Bernard Pivot

Non, ce n’est pas vrai : le célèbre journaliste, ex-animateur de l’émission Apostrophes, n’a pas écrit un livre sur l’accordéon … mais il en parle quand même dans “La mémoire n’en fait qu’à sa tête” (chez Albin Michel), un ouvrage conçu comme une série de sujets de 2 à 5 pages chacun. Ses débuts au Figaro Littéraire, une foule d’écrivains, l’académie Goncourt, l’exactitude, les professeurs, l’école, l’accent circonflexe, l’urgence de l’écriture, les amours … les idées et les mots ne manquent pas, entre autres des mots peu courants, certains plus tarabiscotés que d’autres, sans que cela devienne rebutant.
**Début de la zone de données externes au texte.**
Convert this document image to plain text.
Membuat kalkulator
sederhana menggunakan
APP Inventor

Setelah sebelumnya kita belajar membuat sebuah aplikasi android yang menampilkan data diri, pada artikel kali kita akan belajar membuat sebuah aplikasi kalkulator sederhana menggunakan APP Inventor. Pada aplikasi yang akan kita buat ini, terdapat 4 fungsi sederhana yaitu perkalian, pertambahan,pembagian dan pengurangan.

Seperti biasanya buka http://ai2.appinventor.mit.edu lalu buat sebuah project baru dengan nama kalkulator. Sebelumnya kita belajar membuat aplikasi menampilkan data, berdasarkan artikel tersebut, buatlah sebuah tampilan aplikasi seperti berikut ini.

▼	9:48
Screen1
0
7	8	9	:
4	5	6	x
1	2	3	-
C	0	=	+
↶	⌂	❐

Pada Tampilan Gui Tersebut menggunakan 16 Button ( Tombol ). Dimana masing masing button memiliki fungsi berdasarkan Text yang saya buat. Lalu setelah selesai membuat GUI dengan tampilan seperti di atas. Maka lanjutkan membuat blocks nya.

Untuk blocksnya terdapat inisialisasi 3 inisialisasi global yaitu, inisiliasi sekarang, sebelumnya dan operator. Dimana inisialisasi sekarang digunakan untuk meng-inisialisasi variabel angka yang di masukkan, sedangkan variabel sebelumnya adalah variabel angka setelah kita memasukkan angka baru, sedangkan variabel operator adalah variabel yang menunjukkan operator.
Quelques mots paraissent tellement évidents qu’on se dit “mais pourquoi ne les emploie-t-on pas ?”. Ainsi “incurieux” et “inactuel”, qui font penser à “l’inappétance” (manque d’appétit) évoquée récemment par un médecin et qui nous paraissait bien moins sympathique !

Mais avec “Accor, accordé, accordéon”, l’auteur fait mouche. Voudrait-il parler de la valse chantée par Juliette Gréco ? On n’en est pas loin. Il pense tout d’abord aux “chaussettes en accordéon” : “Comparer des chaussettes plissées, affalées sur les chevilles, à un accordéon dont le soufflet se tend et se replie, me parut malin”.

Il pense aussi aux bals, et l’accordéon lui paraît être une boîte magique.

“Il existe deux sortes d’accordéons : les accordéons des villes et les accordéons des champs. Plus une troisième ethnie à bretelles, d’escale celle-là, les accordéons des  ports. Dansées par des ouvriers, des paysans ou des marins, valses et javas étaient à peu près les mêmes dans les guinguettes, les salles des fêtes et les bars. Ce n’était pas l’accordéoniste qui, dépliant et repliant son instrument, donnait le ton, faisait la différence, même si certains savaient lancer à la foule des mots qui lui donnaient un surcroît d’allant et de bonne humeur.
L’ambiance tenait surtout aux danseurs. Mouvements, couleurs, rires, cris, applaudissements, baisers produisaient, stimulé par la musique, un plaisir collectif différent d’un bal à l’autre, les couples de femmes ou de jeunes filles n’étant pas les moins joyeux ou les moins survoltés”.